What about the default, untuned gpt-4 config (with the same prompt as the tuned config)? We can evaluate it and compare:

# the following code will cost roughly $2 if uncommented and run.

# default_config = {"model": 'gpt-4', "prompt": prompts[0], "allow_format_str_template": True}
# default_result = autogen.ChatCompletion.test(test_data, config_list=config_list, **default_config)
# print("performance on test data from gpt-4 with a default config:", default_result)
# print("tuned config succeeds in {:.1f}% test cases".format(result["success_vote"] * 100))
# print("untuned config succeeds in {:.1f}% test cases".format(default_result["success_vote"] * 100))

The default use of GPT-4 has a much lower accuracy. Note that the default config has a lower inference cost. What if we heuristically increase the number of responses n?

# The following evaluation costs $3 and longer than one hour if you uncomment it and run it.

# config_n2 = {"model": 'gpt-4', "prompt": prompts[0], "n": 2, "allow_format_str_template": True}
# result_n2 = autogen.ChatCompletion.test(test_data, config_list=config_list, **config_n2)
# print("performance on test data from gpt-4 with a default config and n=2:", result_n2)

The inference cost is doubled and matches the tuned config. But the success rate doesn’t improve much. What if we further increase the number of responses n to 5?

# The following evaluation costs $8 and longer than one hour if you uncomment it and run it.

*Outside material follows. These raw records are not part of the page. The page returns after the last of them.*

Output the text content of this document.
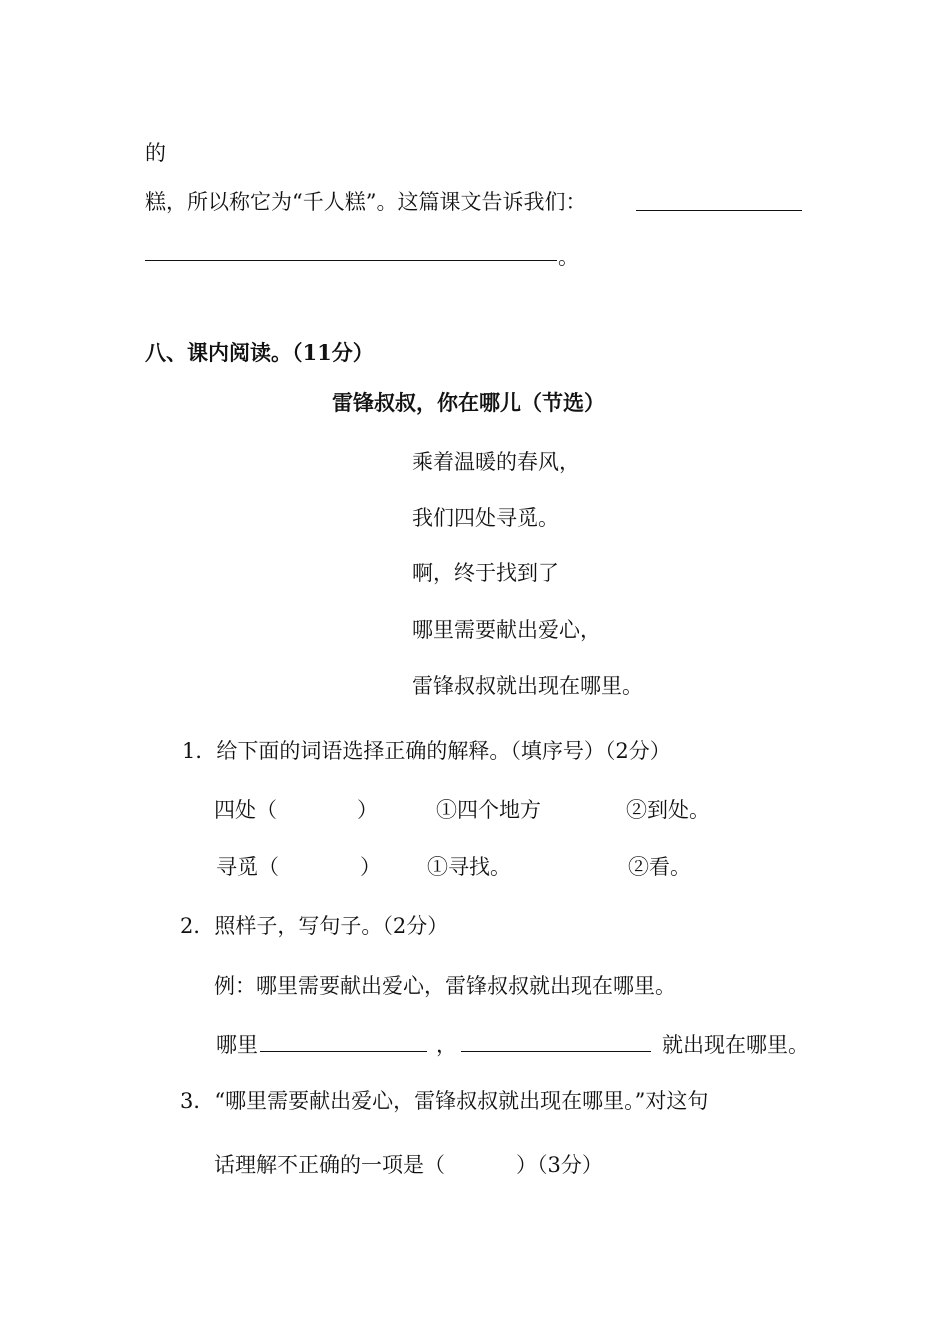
的
糕，所以称它为“千人糕”。这篇课文告诉我们：
。
八、课内阅读。（11分）
雷锋叔叔，你在哪儿（节选）
乘着温暖的春风，
我们四处寻觅。
啊，终于找到了
哪里需要献出爱心，
雷锋叔叔就出现在哪里。
1．给下面的词语选择正确的解释。（填序号）（2分）
四处（	）	①四个地方	②到处。
寻觅（	） ①寻找。	②看。
2．照样子，写句子。（2分）
例：哪里需要献出爱心，雷锋叔叔就出现在哪里。
哪里	，	就出现在哪里。
3．“哪里需要献出爱心，雷锋叔叔就出现在哪里。”对这句
话理解不正确的一项是（	）（3分）
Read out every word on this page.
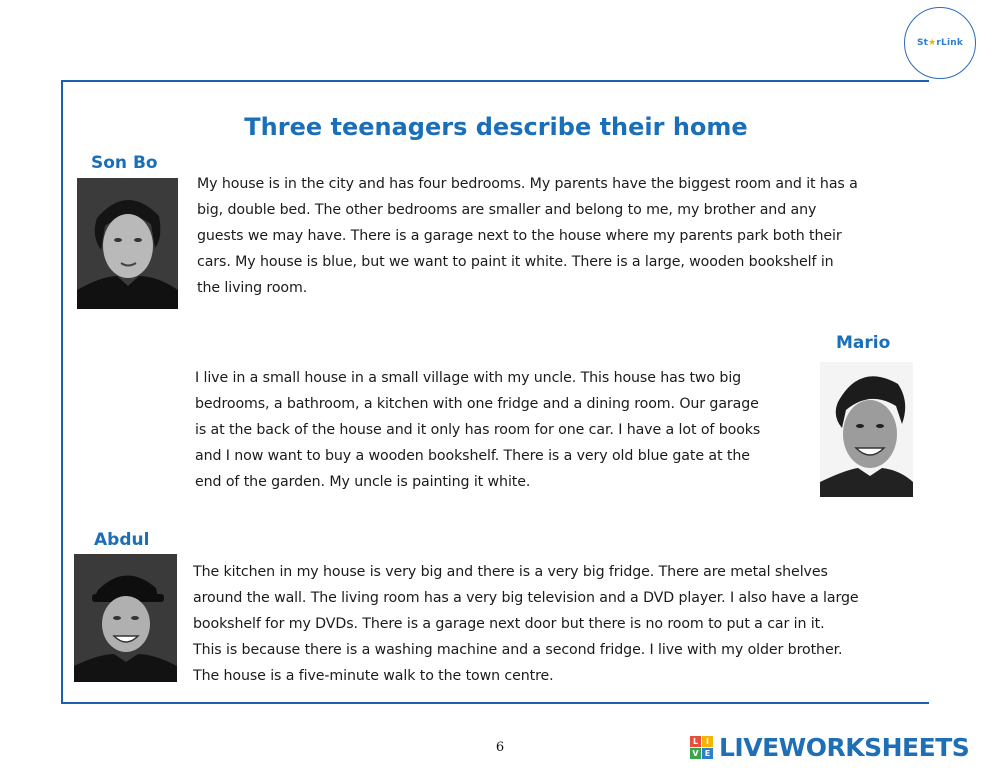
St★rLink
Three teenagers describe their home
Son Bo
My house is in the city and has four bedrooms. My parents have the biggest room and it has a
big, double bed. The other bedrooms are smaller and belong to me, my brother and any
guests we may have. There is a garage next to the house where my parents park both their
cars. My house is blue, but we want to paint it white. There is a large, wooden bookshelf in
the living room.
Mario
I live in a small house in a small village with my uncle. This house has two big
bedrooms, a bathroom, a kitchen with one fridge and a dining room. Our garage
is at the back of the house and it only has room for one car. I have a lot of books
and I now want to buy a wooden bookshelf. There is a very old blue gate at the
end of the garden. My uncle is painting it white.
Abdul
The kitchen in my house is very big and there is a very big fridge. There are metal shelves
around the wall. The living room has a very big television and a DVD player. I also have a large
bookshelf for my DVDs. There is a garage next door but there is no room to put a car in it.
This is because there is a washing machine and a second fridge. I live with my older brother.
The house is a five-minute walk to the town centre.
6	L I
V E LIVEWORKSHEETS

# config_n5 = {"model": 'gpt-4', "prompt": prompts[0], "n": 5, "allow_format_str_template": True}
# result_n5 = autogen.ChatCompletion.test(test_data, config_list=config_list, **config_n5)
# print("performance on test data from gpt-4 with a default config and n=5:", result_n5)

We find that the ‘success_vote’ metric is increased at the cost of exceeding the inference budget. But the tuned configuration has both higher ‘success_vote’ (91% vs. 87%) and lower average inference cost ($0.015 vs. $0.037 per instance).

A developer could use AG2 to tune the configuration to satisfy the target inference budget while maximizing the value out of it.